College Baseball Recruit Defined

College Baseball Recruit Defined and Explained

The term ‘recruit’ gets thrown out there a lot, and everyone seems to have a slightly different definition for it. We continue to come across players that aren’t sure if they are considered a recruit. In these situations, the coach has shown a level of interest, but at what point is a player officially a college baseball recruit and what does that mean?

The NCAA considers a player to be recruited if any of the following things occur:

  • A college coach calls you more than once.
  • A coach contacts you off campus.
  • A college coach pays your expenses to visit the campus.
  • For Division I and Division II programs, you are issued a National Letter of Intent or a written offer of financial aid.

Understanding if you are being recruited can help you gauge a coach’s level of commitment to you. To assess this, it’s best to separate players into three different categories; recruited players on scholarship, recruited players not on scholarship, and walk on players.

Players on Scholarship

When a coach offers a player a scholarship, it is good for only one year. A scholarship is the closest thing to a guaranteed spot on the roster. If the player does not make the team, which is pretty rare, he would still receive the scholarship for the full academic year. Coaches have a limited amount of scholarship money to spread across thirty to forty players, so cutting a player on scholarship is something we typically don’t see. Coaches have a higher level of investment in players that they are financially committed to. Players can lose their scholarship money after the first year for a variety of reasons, but if you are currently on an athletic scholarship, you shouldn’t be concerned about your spot on the team.

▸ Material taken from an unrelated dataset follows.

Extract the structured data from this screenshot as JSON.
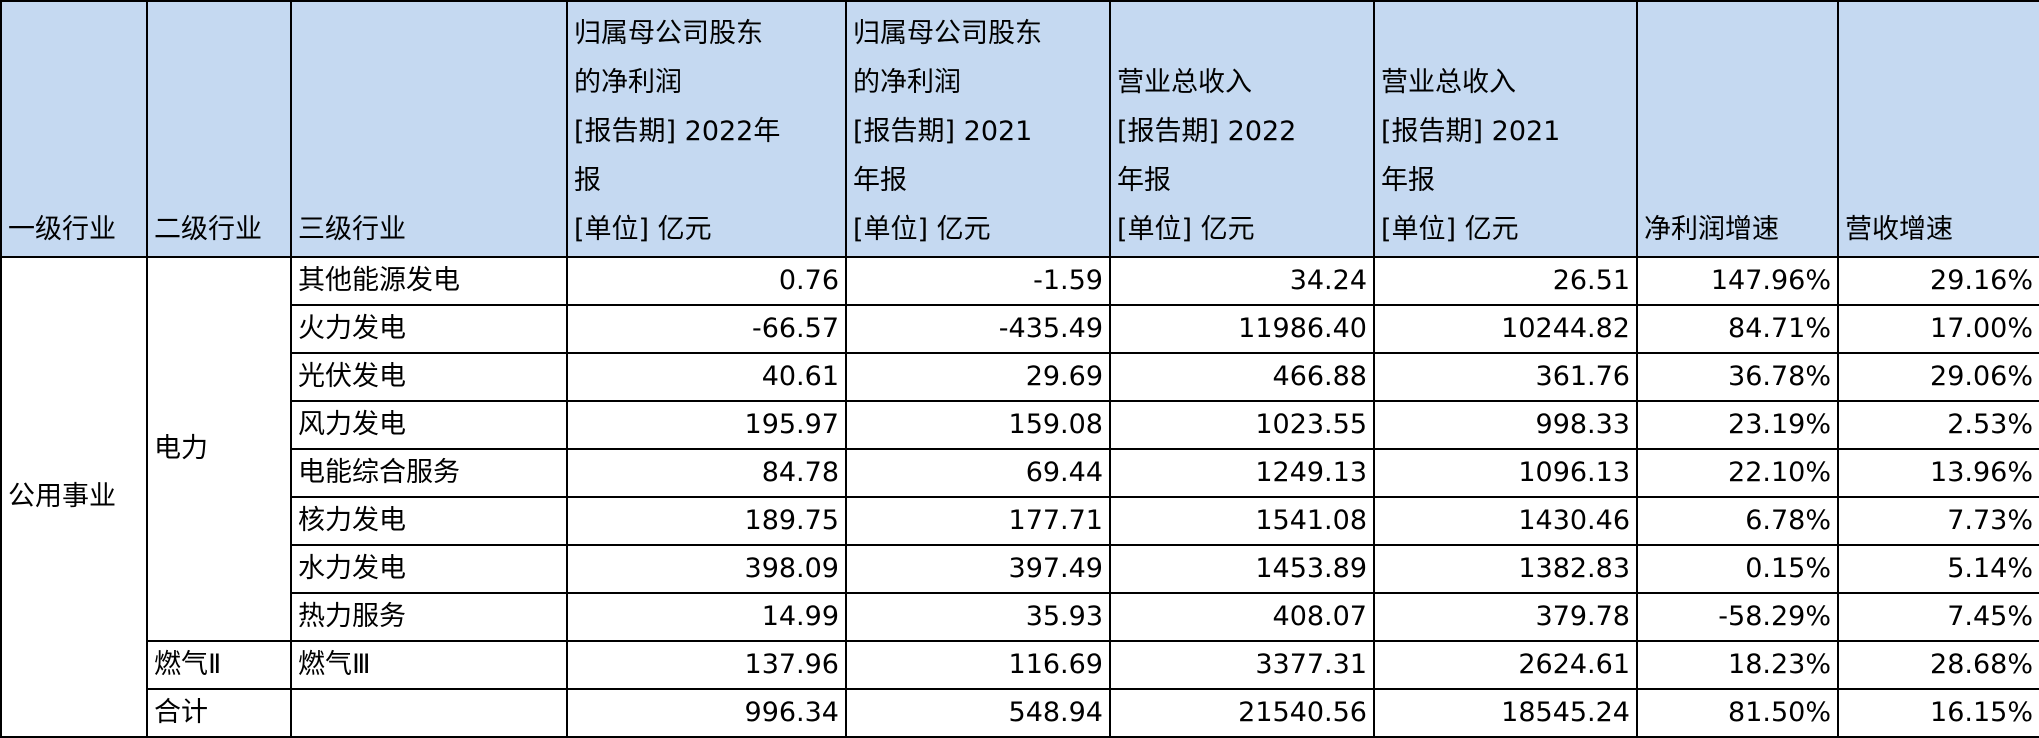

College Baseball Recruit not on Scholarship

Generally speaking, coaches also have a high level of commitment to their recruited players, even if they are not on scholarship. These are the players that the coach has shown clear interest in, and in some cases persuaded them to play for their program. While recruited players don’t always pan out long term, it’s pretty rare that a recruited player would not make the team their freshman year. Additionally, a pattern of recruited players getting cut could also result in a bad reputation for a program. If the word gets out that recruited players frequently don’t have a roster spot, prospective college baseball players might tend to avoid that program. This would make recruiting much more challenging. There are programs that have a bad reputation, so you need to be aware of this throughout your college baseball search.

Walk On’s

Lastly, coaches don’t have any level of commitment to walk on players. These are players that are simply taking a shot that they can demonstrate their talent throughout the tryout process. Some of the best underdog stories come from walk on players who made the team and have success throughout their college and professional careers. Having said this, more often than not, walk on’s get cut, and their hopes of playing college athletics end there. We’re certainly not discouraging players from trying out for a college baseball team. It’s actually a commendable thing to do. Just go into it knowing that the coach has a higher level of commitment to some other players that have been recruited and are receiving scholarship money.

To wrap things up, knowing if you are a college baseball recruit is pretty important. It can help you better understand a coach’s level of commitment to you, which will enable you to set realistic expectations as you start your college baseball journey. For a player on scholarship, it’s fair to assume that there is a roster spot waiting for you. If you fall in the other two categories, it can become a little more uncertain. The best advice that we can give is to keep an open line of communication with the coaching staff to understand their level of commitment to you.